File size: 6,094 Bytes

---
tags:
- generation
- protein-sequence
- rna-sequence
- pytorch
---

# Protein to RNA CDS Sequence Generation Model

This model is a custom PyTorch model designed to generate RNA CDS sequences from protein sequences. It utilizes a custom transformer-based architecture incorporating an ESM-2 encoder and a Mixture-of-Experts (MoE) layer.

## Model Architecture

The model `ActorModel_encoder_esm2` is defined in `utils.py`. 
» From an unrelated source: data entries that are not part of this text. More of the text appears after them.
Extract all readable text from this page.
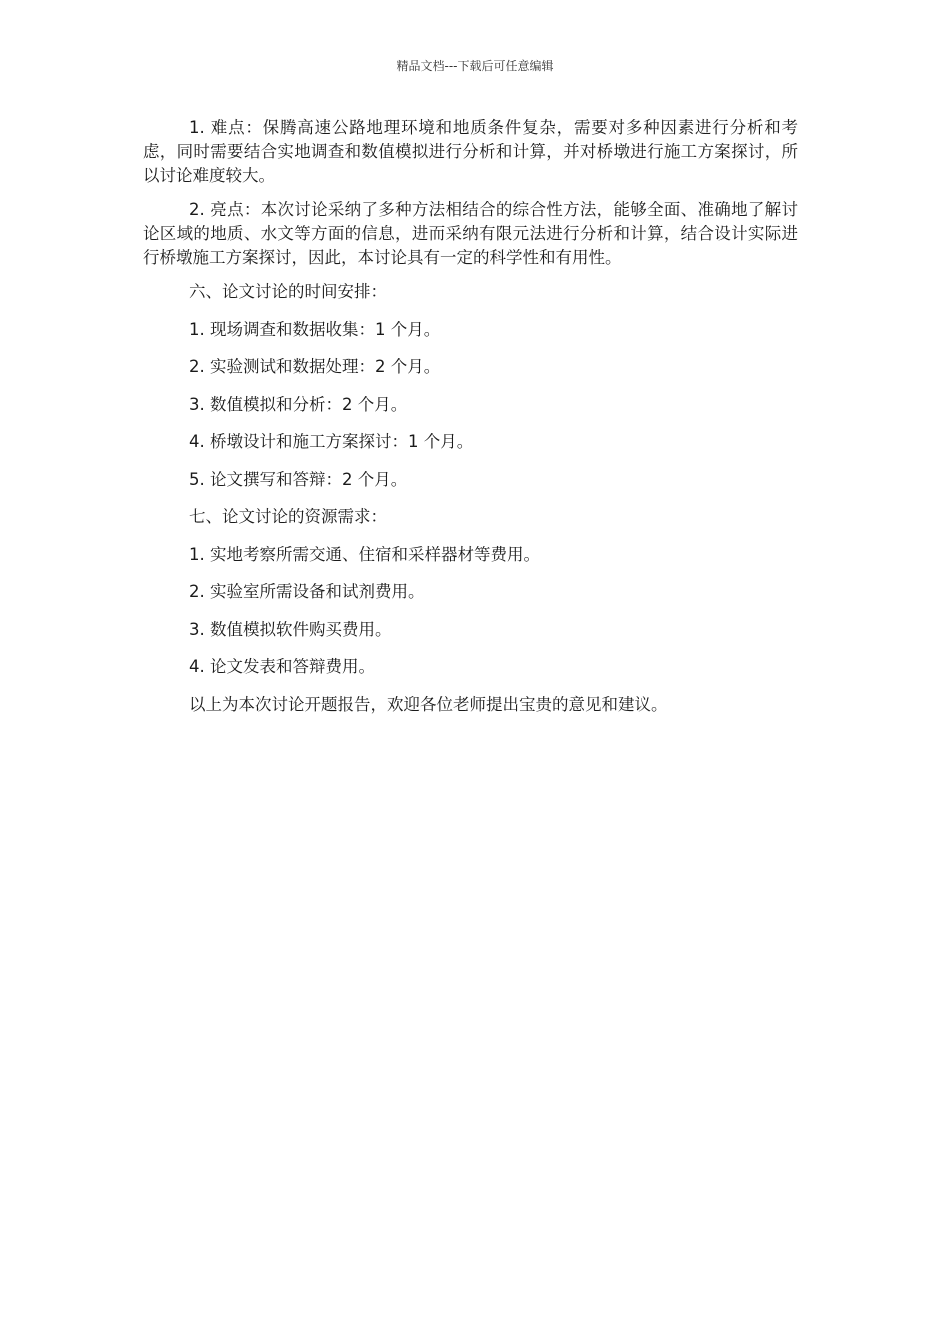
精品文档---下载后可任意编辑

1. 难点：保腾高速公路地理环境和地质条件复杂，需要对多种因素进行分析和考虑，同时需要结合实地调查和数值模拟进行分析和计算，并对桥墩进行施工方案探讨，所以讨论难度较大。

2. 亮点：本次讨论采纳了多种方法相结合的综合性方法，能够全面、准确地了解讨论区域的地质、水文等方面的信息，进而采纳有限元法进行分析和计算，结合设计实际进行桥墩施工方案探讨，因此，本讨论具有一定的科学性和有用性。

六、论文讨论的时间安排：

1. 现场调查和数据收集：1 个月。

2. 实验测试和数据处理：2 个月。

3. 数值模拟和分析：2 个月。

4. 桥墩设计和施工方案探讨：1 个月。

5. 论文撰写和答辩：2 个月。

七、论文讨论的资源需求：

1. 实地考察所需交通、住宿和采样器材等费用。

2. 实验室所需设备和试剂费用。

3. 数值模拟软件购买费用。

4. 论文发表和答辩费用。

以上为本次讨论开题报告，欢迎各位老师提出宝贵的意见和建议。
The key parameters used for instantiation are:

- `d_model`: Dimension of the model's internal representation (768).
- `nhead`: Number of attention heads (8).
- `num_encoder_layers`: Number of transformer encoder layers (8).
- `dim_feedforward`: Dimension of the feedforward network (`d_model * 2`).
- `esm2_dim`: Dimension of the ESM-2 embeddings (1280 for esm2_t33_650M_UR50D).
- `dropout`: Dropout rate (0.3).
- `num_experts`: Number of experts in the MoE layer (6).
- `top_k_experts`: Number of top experts to use (2).
- `device`: The device to run the model on.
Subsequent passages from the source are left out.